I was in a big city (or what seemed to look like NYC) in a car with some friends. The sun was shining - noon light's trajectory from the hood of the car into our eyes, the tunes on. All the elements of a successful Sunday road-trip. From the bird's eye view over an open bridge, I watched in the distance as saturated black wads of smoke spewed into the sky. But there were no smoke stacks for miles, so it must mean one thing.

The hum of syllables intermingled with stray musical notes confused me as I tried to grasp the seriousness of what was happening. The driver, busy looking to his shotgun co-pilot, were laughing too hard to even notice the horizon quickly change colors.

Another plume of black squirted from the same spot ahead.

what the fuck?

Turning towards the back seat, the driver witnessed the transformation in the expression on my face. Silence. The music cut out abruptly, followed by a somber voice.

Ladies and gentlemen, there has been a terrorist attack on yet another building in the city.
Deeper silence.

Our breathing became louder than the idling engine...

**
I was working in some Wal-mart/Price Club huge chain buy in bulk kinda place. Walking into this airplane hangar warehouse, the geometric order and patters of perfectly placed product islands was quite overwhelming. It was my first day and I was late, or so I thought.

The back area - employees only, looked like the dressing room of a Broadway play: kaleidoscope costumes busting out of rolling racks, stage hands, makeup artists, actors running in every direction, between, past and into each other.

I walked up to a coat check counter: "this is my first day. Do I have to sign in?"

Some fat woman in a yellow and blue smock, barely covering her belly, shoved a plastic tag into my face, then dumped a pair of roller skates (more like roller shoes) into my chest.

The skates were yellow and blue, just like her smock, but had the Adidas signature side stripes on the side. I tied up the laces, tested my balance and began to skate around the chaos, into the hallway and out past the pyramid of Life cereal, to the center of the store.
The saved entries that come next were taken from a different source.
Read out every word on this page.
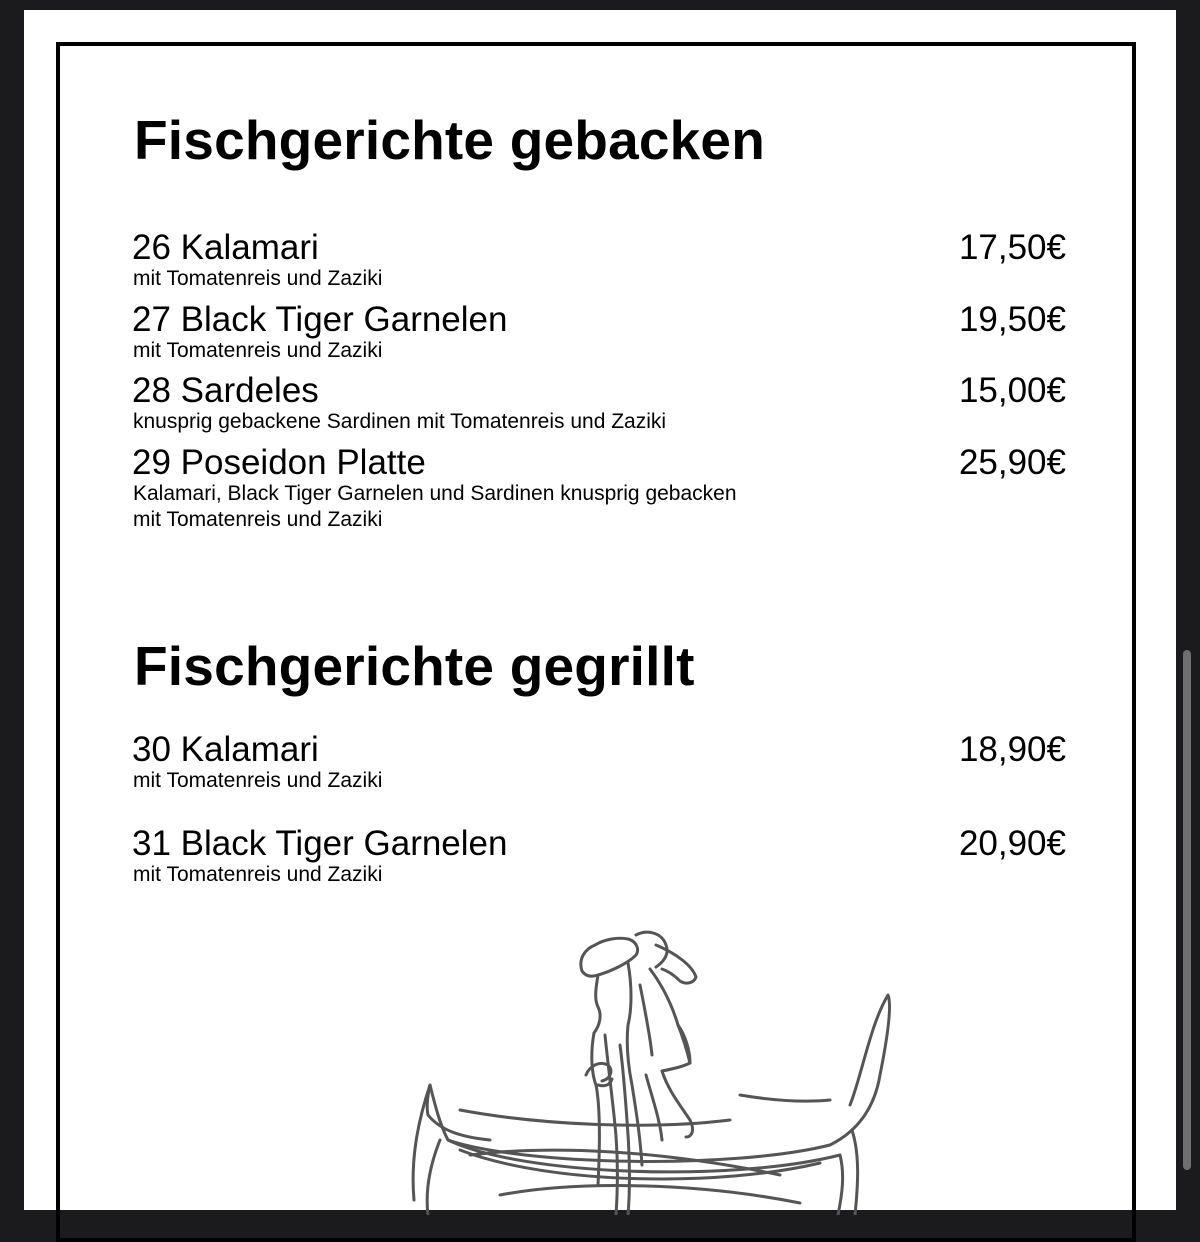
Fischgerichte gebacken
26 Kalamari	17,50€
mit Tomatenreis und Zaziki
27 Black Tiger Garnelen	19,50€
mit Tomatenreis und Zaziki
28 Sardeles	15,00€
knusprig gebackene Sardinen mit Tomatenreis und Zaziki
29 Poseidon Platte	25,90€
Kalamari, Black Tiger Garnelen und Sardinen knusprig gebacken
mit Tomatenreis und Zaziki
Fischgerichte gegrillt
30 Kalamari	18,90€
mit Tomatenreis und Zaziki
31 Black Tiger Garnelen	20,90€
mit Tomatenreis und Zaziki
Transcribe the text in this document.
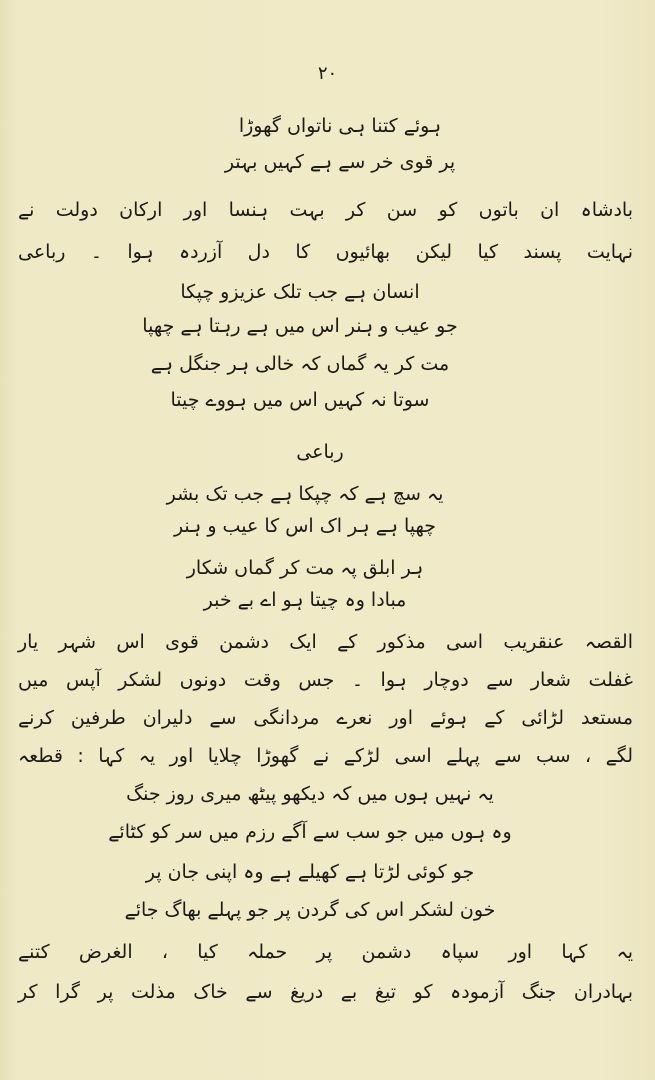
۲۰
ہوئے کتنا ہی ناتواں گھوڑا
پر قوی خر سے ہے کہیں بہتر
بادشاہ ان باتوں کو سن کر بہت ہنسا اور ارکان دولت نے
نہایت پسند کیا لیکن بھائیوں کا دل آزردہ ہوا ۔ رباعی
انسان ہے جب تلک عزیزو چپکا
جو عیب و ہنر اس میں ہے رہتا ہے چھپا
مت کر یہ گماں کہ خالی ہر جنگل ہے
سوتا نہ کہیں اس میں ہووے چیتا
رباعی
یہ سچ ہے کہ چپکا ہے جب تک بشر
چھپا ہے ہر اک اس کا عیب و ہنر
ہر ابلق پہ مت کر گماں شکار
مبادا وہ چیتا ہو اے بے خبر
القصہ عنقریب اسی مذکور کے ایک دشمن قوی اس شہر یار
غفلت شعار سے دوچار ہوا ۔ جس وقت دونوں لشکر آپس میں
مستعد لڑائی کے ہوئے اور نعرے مردانگی سے دلیران طرفین کرنے
لگے ، سب سے پہلے اسی لڑکے نے گھوڑا چلایا اور یہ کہا : قطعہ
یہ نہیں ہوں میں کہ دیکھو پیٹھ میری روز جنگ
وہ ہوں میں جو سب سے آگے رزم میں سر کو کٹائے
جو کوئی لڑتا ہے کھیلے ہے وہ اپنی جان پر
خون لشکر اس کی گردن پر جو پہلے بھاگ جائے
یہ کہا اور سپاہ دشمن پر حملہ کیا ، الغرض کتنے
بہادران جنگ آزمودہ کو تیغ بے دریغ سے خاک مذلت پر گرا کر
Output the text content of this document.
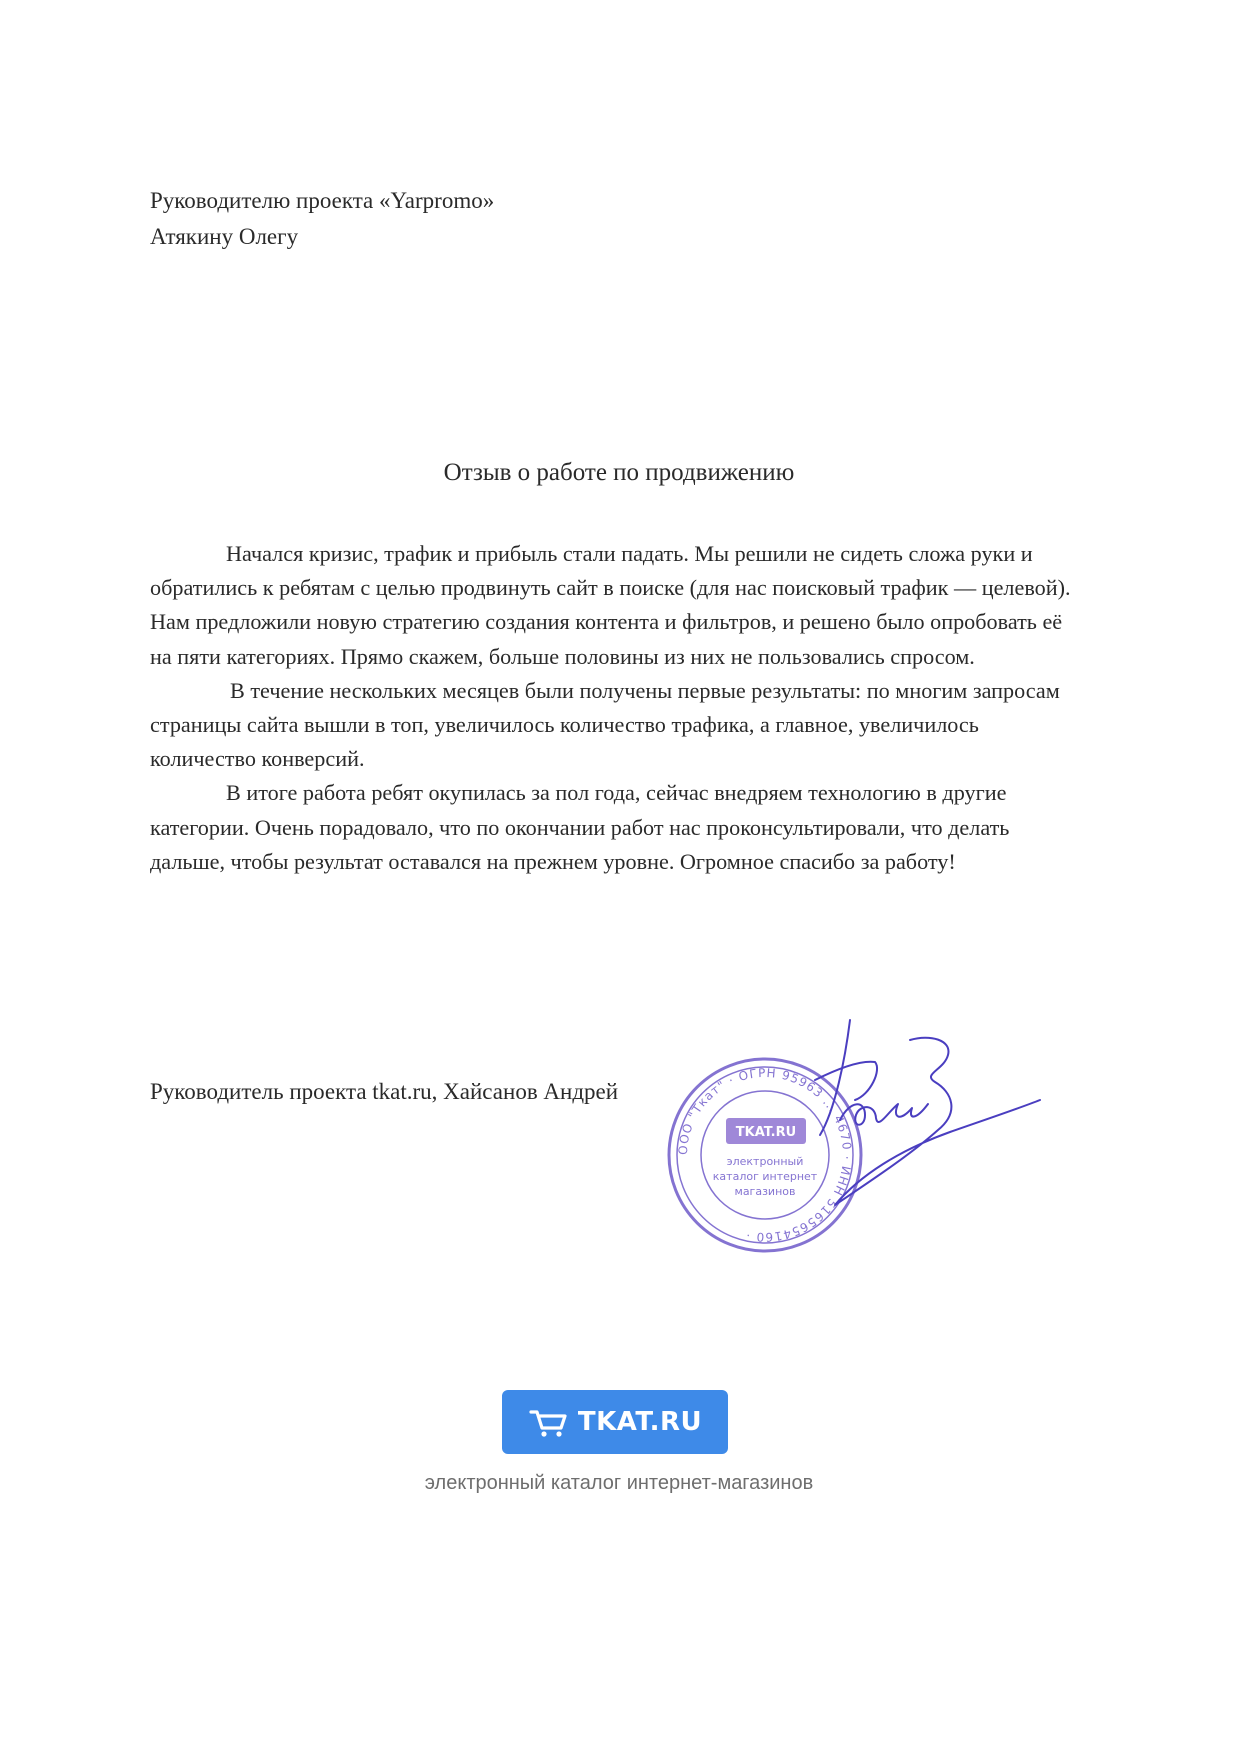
Руководителю проекта «Yarpromo»
Атякину Олегу
Отзыв о работе по продвижению

Начался кризис, трафик и прибыль стали падать. Мы решили не сидеть сложа руки и обратились к ребятам с целью продвинуть сайт в поиске (для нас поисковый трафик — целевой). Нам предложили новую стратегию создания контента и фильтров, и решено было опробовать её на пяти категориях. Прямо скажем, больше половины из них не пользовались спросом.

В течение нескольких месяцев были получены первые результаты: по многим запросам страницы сайта вышли в топ, увеличилось количество трафика, а главное, увеличилось количество конверсий.

В итоге работа ребят окупилась за пол года, сейчас внедряем технологию в другие категории. Очень порадовало, что по окончании работ нас проконсультировали, что делать дальше, чтобы результат оставался на прежнем уровне. Огромное спасибо за работу!

Руководитель проекта tkat.ru, Хайсанов Андрей
ООО "Ткат" · ОГРН 95963 ... 4670 · ИНН 5165654160 ·
TKAT.RU
электронный
каталог интернет
магазинов
TKAT.RU
электронный каталог интернет-магазинов
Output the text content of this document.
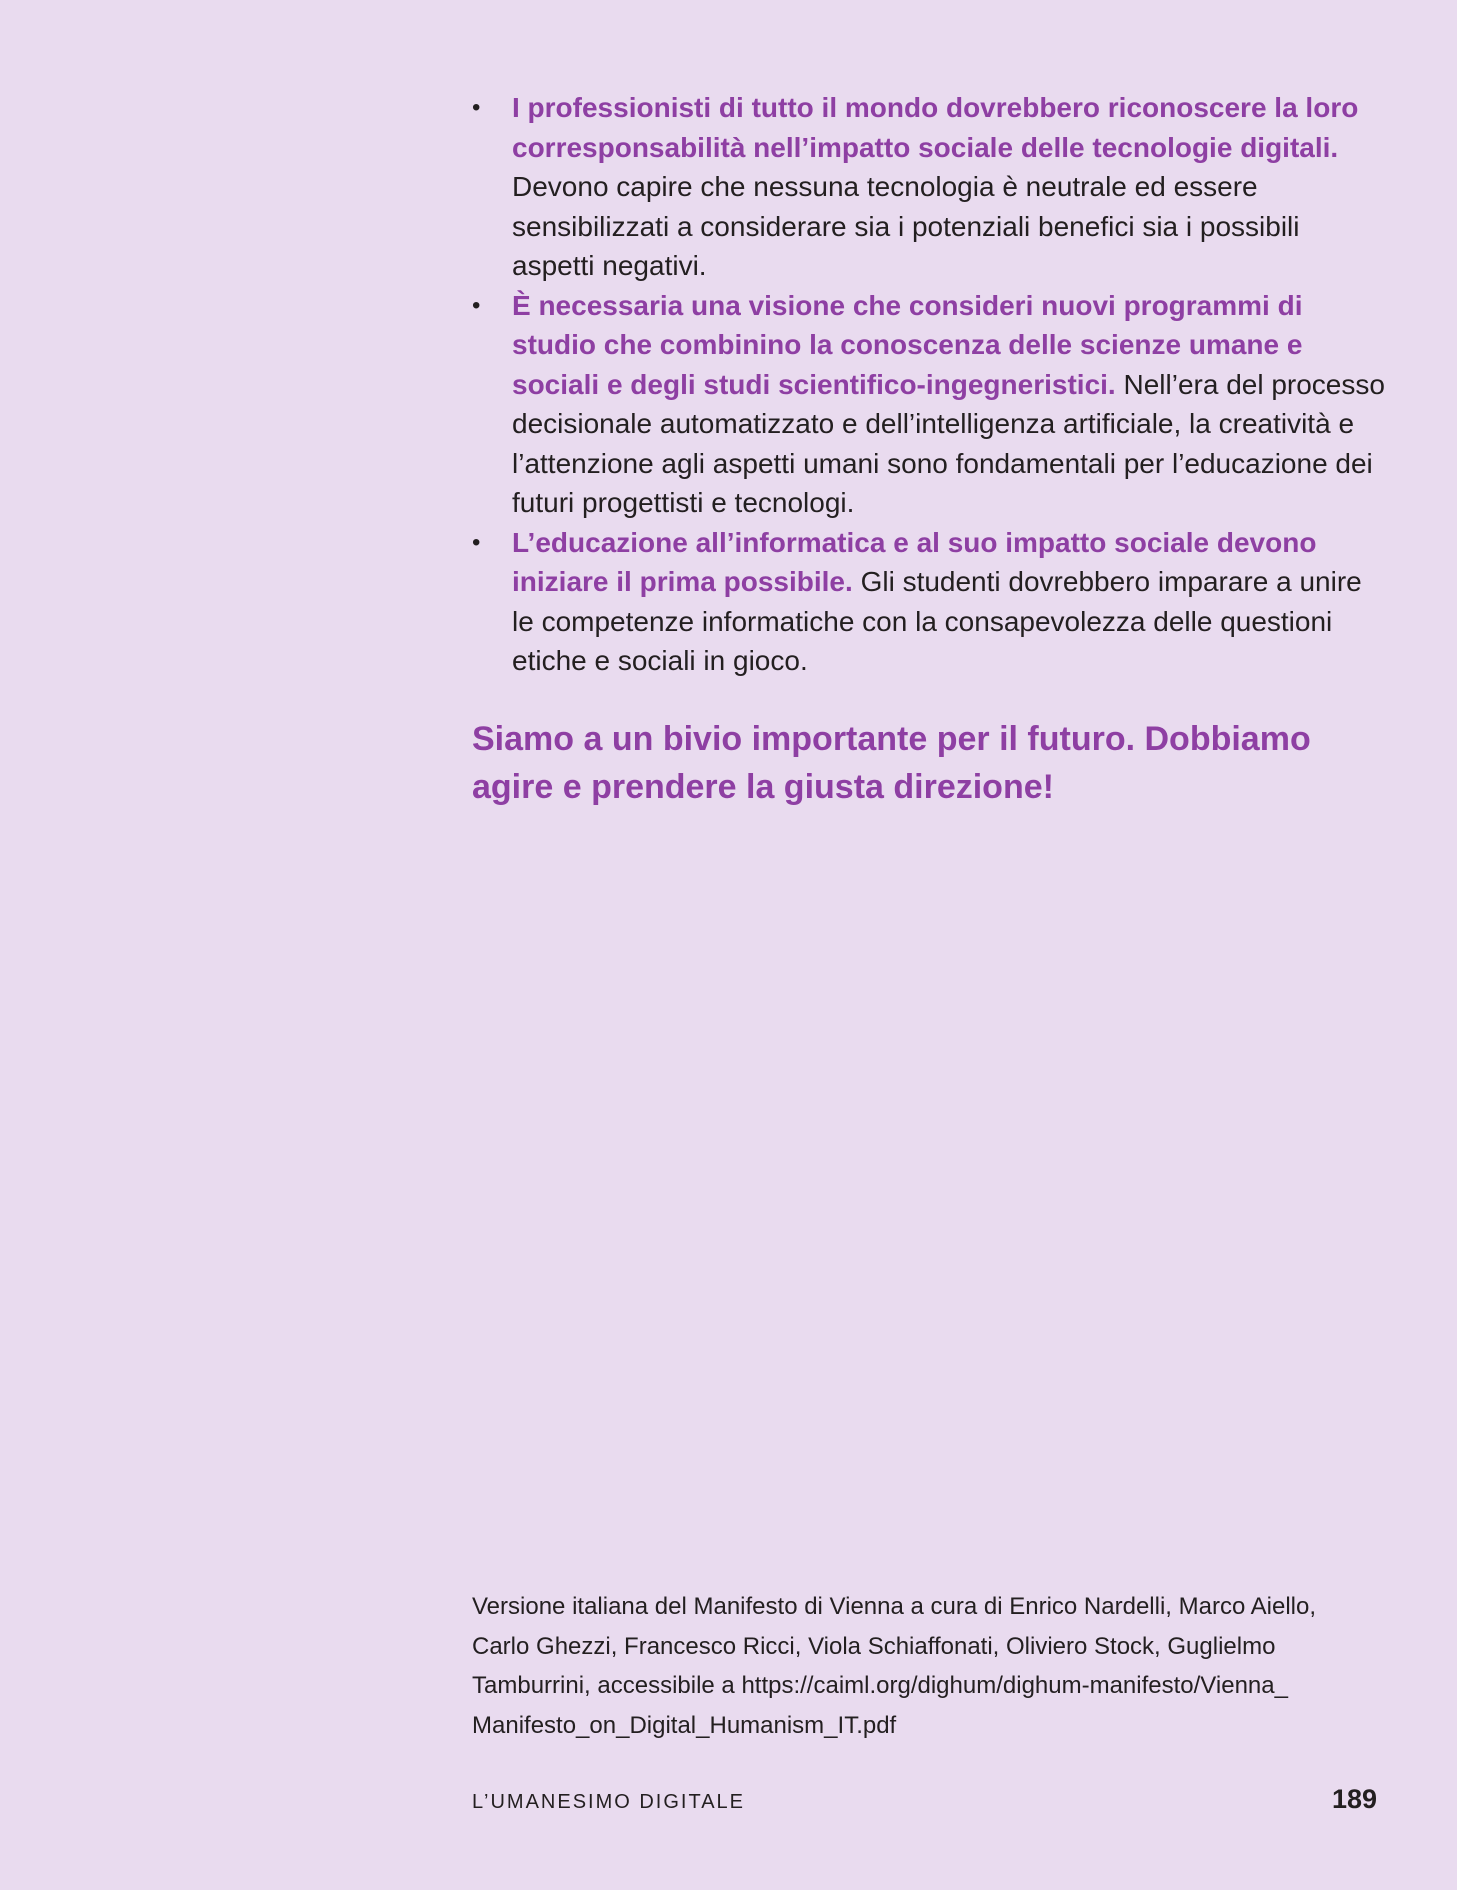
• I professionisti di tutto il mondo dovrebbero riconoscere la loro corresponsabilità nell’impatto sociale delle tecnologie digitali. Devono capire che nessuna tecnologia è neutrale ed essere sensibilizzati a considerare sia i potenziali benefici sia i possibili aspetti negativi.
• È necessaria una visione che consideri nuovi programmi di studio che combinino la conoscenza delle scienze umane e sociali e degli studi scientifico-ingegneristici. Nell’era del processo decisionale automatizzato e dell’intelligenza artificiale, la creatività e l’attenzione agli aspetti umani sono fondamentali per l’educazione dei futuri progettisti e tecnologi.
• L’educazione all’informatica e al suo impatto sociale devono iniziare il prima possibile. Gli studenti dovrebbero imparare a unire le competenze informatiche con la consapevolezza delle questioni etiche e sociali in gioco.

Siamo a un bivio importante per il futuro. Dobbiamo agire e prendere la giusta direzione!

Versione italiana del Manifesto di Vienna a cura di Enrico Nardelli, Marco Aiello, Carlo Ghezzi, Francesco Ricci, Viola Schiaffonati, Oliviero Stock, Guglielmo Tamburrini, accessibile a https://caiml.org/dighum/dighum-manifesto/Vienna_ Manifesto_on_Digital_Humanism_IT.pdf
L’UMANESIMO DIGITALE	189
Somehow I managed to find a back way, which led me down a long narrow cement walled corridor. Staff whisked by, occasionally bumping into me without saying a word. There were drilling sounds coming from the distance. Hardware section? The closer I got to what seemed to be an opening of sorts, the clearer the brays and moos became.

Men in hounds-tooth plaid hunting jackets crossed my path, some looking haggard, some of their faces splattered in blood. The dampness of hot blood seeped beneath my clothes. This was a slaughterhouse, right underneath the supermarket, and as if pulled by gravity, I was heading right towards it.

The wheels of my skates stopped rolling as they hit a pool of dried blood. Standing at the intersection of a busy hallway, I looked in all four directions. Behind me, my original point of entry - a serpentine cement maze where light disappeared into. Ahead of me - a small closed window 6 feet from the ground where the only rays of sunlight spilled through. To the left, the dark and noisy pit of the killing room, and then to the right, the mechanical chaos of organized supermarket industrialization.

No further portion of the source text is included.